Allora che fare? Per ora un sogno a occhi aperti: un governo con persone sensibili, unitariamente impegnato in un’azione culturale e politica di convincimento dell’opinione pubblica, che propone un provvedimento statale senza misericordia – in attuazione dell’articolo 9 della Costituzione – che azzera tutte le previsioni di sviluppo edilizio nello spazio aperto e obbliga a ridisegnare gli strumenti urbanistici indirizzandoli alla riqualificazione degli spazi degradati, dismessi o sottoutilizzati attraverso interventi di riconversione, ristrutturazione, riorganizzazione, rinnovamento, restauro, risanamento, recupero (ovvero di riedificazione, ripristino, riparazione, risistemazione, riutilizzo, riordino, rifacimento: la disponibilità di tanti sinonimi aiuta a cogliere la molteplicità delle circostanze e delle operazioni cui si può mettere mano). Non si possono escludere situazioni eccezionali, irrisolvibili senza occupare lo spazio aperto (come impianti produttivi connessi a particolari caratteri dei suoli). In queste circostanze si deve fare ricorso a norme altrettanto eccezionali, per esempio provvedimenti legislativi regionali ad hoc.

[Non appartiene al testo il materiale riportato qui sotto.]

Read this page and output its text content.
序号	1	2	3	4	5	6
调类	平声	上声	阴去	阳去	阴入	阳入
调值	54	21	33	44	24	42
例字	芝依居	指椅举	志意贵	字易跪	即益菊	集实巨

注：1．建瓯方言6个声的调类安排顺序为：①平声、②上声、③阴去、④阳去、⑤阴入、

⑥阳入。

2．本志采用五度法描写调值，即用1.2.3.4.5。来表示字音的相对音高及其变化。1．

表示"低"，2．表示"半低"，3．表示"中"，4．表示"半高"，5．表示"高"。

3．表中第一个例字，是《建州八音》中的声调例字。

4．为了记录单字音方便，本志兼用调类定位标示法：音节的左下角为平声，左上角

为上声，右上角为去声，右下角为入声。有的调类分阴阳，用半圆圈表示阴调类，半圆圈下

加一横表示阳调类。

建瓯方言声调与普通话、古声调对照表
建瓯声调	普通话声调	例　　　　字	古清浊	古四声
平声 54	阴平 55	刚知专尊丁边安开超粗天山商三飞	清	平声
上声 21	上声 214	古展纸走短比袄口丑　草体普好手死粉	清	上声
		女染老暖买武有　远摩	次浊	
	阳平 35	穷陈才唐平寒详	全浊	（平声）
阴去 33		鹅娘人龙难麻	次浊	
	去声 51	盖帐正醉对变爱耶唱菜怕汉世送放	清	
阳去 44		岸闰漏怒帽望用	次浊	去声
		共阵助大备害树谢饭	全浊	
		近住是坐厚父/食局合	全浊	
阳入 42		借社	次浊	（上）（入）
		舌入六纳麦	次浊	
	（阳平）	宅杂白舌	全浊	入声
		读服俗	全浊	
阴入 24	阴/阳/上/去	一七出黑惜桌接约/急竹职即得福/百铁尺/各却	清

Si aprirebbe così una nuova stagione, diventerebbe fondamentale un nuovo strumento urbanistico formato semplicemente da una mappa con un’insormontabile «linea rossa» che segna il confine fra lo spazio edificato e quello rurale e aperto. Una linea che rappresenta nuove e invalicabili mura urbane. All’interno delle quali convivono quasi ovunque le due principali componenti della città contemporanea: il centro storico e l’espansione moderna. Per centro storico intendendo l’insieme del patrimonio insediativo che si è stratificato nei secoli, da quelli più remoti fino alla metà circa del secolo passato (intorno alla fine della Seconda Guerra Mondiale). È la porzione più piccola e preziosa dello spazio urbano – ormai intorno al cinque per cento della superficie urbanizzata totale – e perciò da tutelare rigorosamente.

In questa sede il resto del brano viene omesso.